Thursday of the 31st Sunday in Course 2014
Joy of the Gospel
The most pronounced conflict in the early Church was not a conflict with the Romans. Except for the persecution of the madman Nero, and a minor tiff with Claudius, the Church was pretty well left alone until close to the end of the first century. The biggest confrontation was with the Jews themselves. The Jewish leaders had conspired with Pilate to execute the upstart Galilean, Jesus, and they were constantly pushing back against the Apostles and their followers, even to the point of killing Christians. Paul was perhaps the most rabid of these Christian-haters. That’s why his conversion was such an earthquake for Jews and Christians alike. But, later, when Paul came into conflict with those Jewish Christians who disturbed Paul’s churches–like the one in Philippi–and said that Paul was not a very good Jew, Paul could rightly claim to have been the best Jew, the best Pharisee, of all. After all, hadn’t he even thrown Christians into prison? But because Paul knew Jesus Christ personally, had seen and heard the risen Jesus, he had thrown away every Jewish honor and embraced the cross instead.
St. Luke, then, who was one of Paul’s greatest disciples, and a Gentile himself, probably wrote the words of Jesus with Paul in mind. Paul was the lost sheep–the most lost of all the Jewish souls called to discipleship. Jesus appeared to Paul and they in a sense found each other. The result was the conversion of much of the Roman world, the first evangelical explosion.
So now all three of our recent popes have, following the exhortation of Blessed Paul VI, focused much of their attention to the Church’s missionary, evangelical purpose. Pope Francis is really calling for a new evangelical explosion, but an ordered one. In his letter, we have read him telling the bishops that each parish and each diocese must have a missionary conversion. It is a necessary cleansing of our organization and hearts and minds so that we may reach out to former Catholics and to those who are seeking deeper meaning for their lives. He also, however, writes of a necessary conversion of the papacy itself:
‘I too must think about a conversion of the papacy. It is my duty, as the Bishop of Rome, to be open to suggestions which can help make the exercise of my ministry more faithful to the meaning which Jesus Christ wished to give it and to the present needs of evangelization. Pope John Paul II asked for help in finding “a way of exercising the primacy which, while in no way renouncing what is essential to its mission, is nonetheless open to a new situation”. We have made little progress in this regard. The papacy and the central structures of the universal Church also need to hear the call to pastoral conversion. The Second Vatican Council stated that, like the ancient patriarchal Churches, episcopal conferences are in a position “to contribute in many and fruitful ways to the concrete realization of the collegial spirit”. Yet this desire has not been fully realized, since a juridical status of episcopal conferences which would see them as subjects of specific attributions, including genuine doctrinal authority, has not yet been sufficiently elaborated.

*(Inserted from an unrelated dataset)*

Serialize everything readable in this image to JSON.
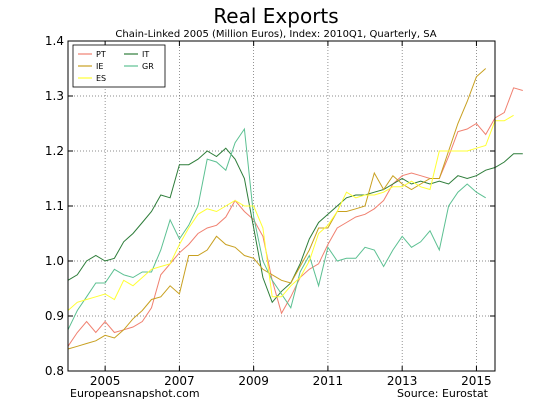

Excessive centralization, rather than proving helpful, complicates the Church’s life and her missionary outreach.
‘Pastoral ministry in a missionary key seeks to abandon the complacent attitude that says: “We have always done it this way”. I invite everyone to be bold and creative in this task of rethinking the goals, structures, style and methods of evangelization in their respective communities. A proposal of goals without an adequate communal search for the means of achieving them will inevitably prove illusory. I encourage everyone to apply the guidelines found in this document generously and courageously, without inhibitions or fear. The important thing is to not walk alone, but to rely on each other as brothers and sisters, and especially under the leadership of the bishops, in a wise and realistic pastoral discernment.’
If we look at the missionary expansions of the past, especially in the sixteenth and seventeenth centuries, and the mid to late nineteenth centuries in the Catholic Church, we may understand why so much ink is being used to plan the Church’s new evangelization. The reason is that we must plan for a long campaign. The Great Awakenings in evangelical Christianity didn’t last very long, and they were fractioning, not unifying, periods. The reason, of course, is that evangelical Protestantism is centered around a Book–the King James Bible–and a number of charismatic persons. Each preaches Jesus in a personal and individualistic manner, and the converted are often more loyal to the person than to the person of Jesus Christ, and certainly more than to the one, holy, Catholic and apostolic Church. In fact, many or even most are hostile to the one Church. So our evangelical effort must be centered on Christ and draw others to Him and to His Church. That’s why we are doing so much planning.